The headline use case is 10X Multiome ATAC-seq, where the modified ATAC adapter is opaque to Cellranger Arc's auto-detection. Trim R1/R2 against your own -a/-a2 while the cell-barcode read (I1 / I2 / R3 — whichever your library design names it) stays aligned to the surviving fragments. One invocation, no awk pipelines on the side.

Usage

trim_galore --paired \
            --passthrough sample_I1.fastq.gz \
            sample_R1.fastq.gz \
            sample_R2.fastq.gz

Output files:

File	Description
`sample_R1_val_1.fq.gz`	Trimmed R1 (standard `--paired` output)
`sample_R2_val_2.fq.gz`	Trimmed R2 (standard `--paired` output)
`sample_I1_passthrough.fq.gz`	Passthrough output — same record count and order as R1/R2 outputs
`sample_R{1,2}.fastq.gz_trimming_report.{txt,json}`	Trimming reports — R2's text report contains a new `=== Passthrough file ===` block, both JSON reports gain a `"passthrough"` object

With --basename foo set, all three outputs use that basename uniformly: foo_val_1.fq.gz, foo_val_2.fq.gz, foo_passthrough.fq.gz.

How the sync check works

Every record, Trim Galore extracts an ID prefix from R1, R2, and the passthrough read and compares them three-way. The prefix is everything after the leading @, before the first whitespace, with a trailing /1 / /2 / /3 stripped. That covers both modern Illumina (@HEADER 1:N:0:CGATCG → prefix HEADER) and legacy SRA/ENA (@read/1 @read/2 @read/3 → prefix read).

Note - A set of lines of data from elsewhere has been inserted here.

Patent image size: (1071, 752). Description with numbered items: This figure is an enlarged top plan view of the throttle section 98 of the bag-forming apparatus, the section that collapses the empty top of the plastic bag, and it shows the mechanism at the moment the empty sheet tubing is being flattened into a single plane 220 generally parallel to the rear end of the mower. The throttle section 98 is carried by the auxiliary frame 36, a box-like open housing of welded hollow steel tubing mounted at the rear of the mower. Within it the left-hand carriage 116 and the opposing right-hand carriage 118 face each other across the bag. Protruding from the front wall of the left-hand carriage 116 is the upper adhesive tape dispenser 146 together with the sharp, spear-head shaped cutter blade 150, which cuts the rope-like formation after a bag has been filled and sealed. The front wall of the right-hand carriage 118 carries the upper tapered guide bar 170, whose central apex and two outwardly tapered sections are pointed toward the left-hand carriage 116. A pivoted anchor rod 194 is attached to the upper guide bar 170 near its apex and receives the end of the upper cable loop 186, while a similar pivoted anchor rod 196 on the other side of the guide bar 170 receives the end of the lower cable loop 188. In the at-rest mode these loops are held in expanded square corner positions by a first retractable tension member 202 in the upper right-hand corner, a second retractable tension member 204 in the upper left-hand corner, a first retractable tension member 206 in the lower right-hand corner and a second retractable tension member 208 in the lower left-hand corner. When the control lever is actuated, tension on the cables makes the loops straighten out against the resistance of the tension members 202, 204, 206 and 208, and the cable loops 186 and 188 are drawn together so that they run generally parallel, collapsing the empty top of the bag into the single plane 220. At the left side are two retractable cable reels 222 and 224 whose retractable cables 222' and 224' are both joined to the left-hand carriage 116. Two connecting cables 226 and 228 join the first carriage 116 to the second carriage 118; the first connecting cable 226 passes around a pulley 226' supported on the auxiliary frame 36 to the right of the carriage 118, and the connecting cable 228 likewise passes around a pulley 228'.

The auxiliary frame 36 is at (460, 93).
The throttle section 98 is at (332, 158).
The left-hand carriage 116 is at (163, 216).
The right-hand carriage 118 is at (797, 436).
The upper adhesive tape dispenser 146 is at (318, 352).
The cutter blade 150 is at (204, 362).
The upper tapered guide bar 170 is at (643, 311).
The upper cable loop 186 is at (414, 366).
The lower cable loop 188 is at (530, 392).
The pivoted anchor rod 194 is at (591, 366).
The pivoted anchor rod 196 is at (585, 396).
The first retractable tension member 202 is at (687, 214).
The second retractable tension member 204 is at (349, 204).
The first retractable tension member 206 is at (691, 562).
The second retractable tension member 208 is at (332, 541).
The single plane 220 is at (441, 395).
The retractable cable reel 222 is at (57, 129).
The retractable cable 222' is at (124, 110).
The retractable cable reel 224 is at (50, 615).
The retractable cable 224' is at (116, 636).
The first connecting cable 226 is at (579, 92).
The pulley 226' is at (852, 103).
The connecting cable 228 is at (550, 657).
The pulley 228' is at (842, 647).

If any pair-wise comparison disagrees, the run fails loudly with a row-numbered error:

Read ID mismatch at record 4137: R1='SRR123.4137', R2='SRR123.4137',
passthrough='SRR123.4138'. Files are out of sync.

Mid-stream truncation in any of the three streams is caught the same way:

--passthrough file is truncated — R1/R2 have more reads than passthrough
at record 5001

The opposite case (passthrough longer than R1/R2) fails with a matching message. Files of unequal length never produce silently misaligned barcodes — that was the load-bearing concern that drove the per-record sync check.

What's not supported in v1

--passthrough is rejected at startup in combination with:

--retain_unpaired — passthrough requires strict pair semantics in v1; a half-rescued mate has no clean interpretation for the index file.
--clumpify — the clumpy reordering shuffles records by minimizer, which breaks the lockstep contract.
Multi-pair input — exactly one R1/R2 pair per invocation; for multiple samples, run Trim Galore once per pair.
Specialty modes — --clock, --implicon, --hardtrim5/3, --demux each own their own input arity and output naming.

--passthrough is also rejected without --paired. Each rejection comes with a precise error message.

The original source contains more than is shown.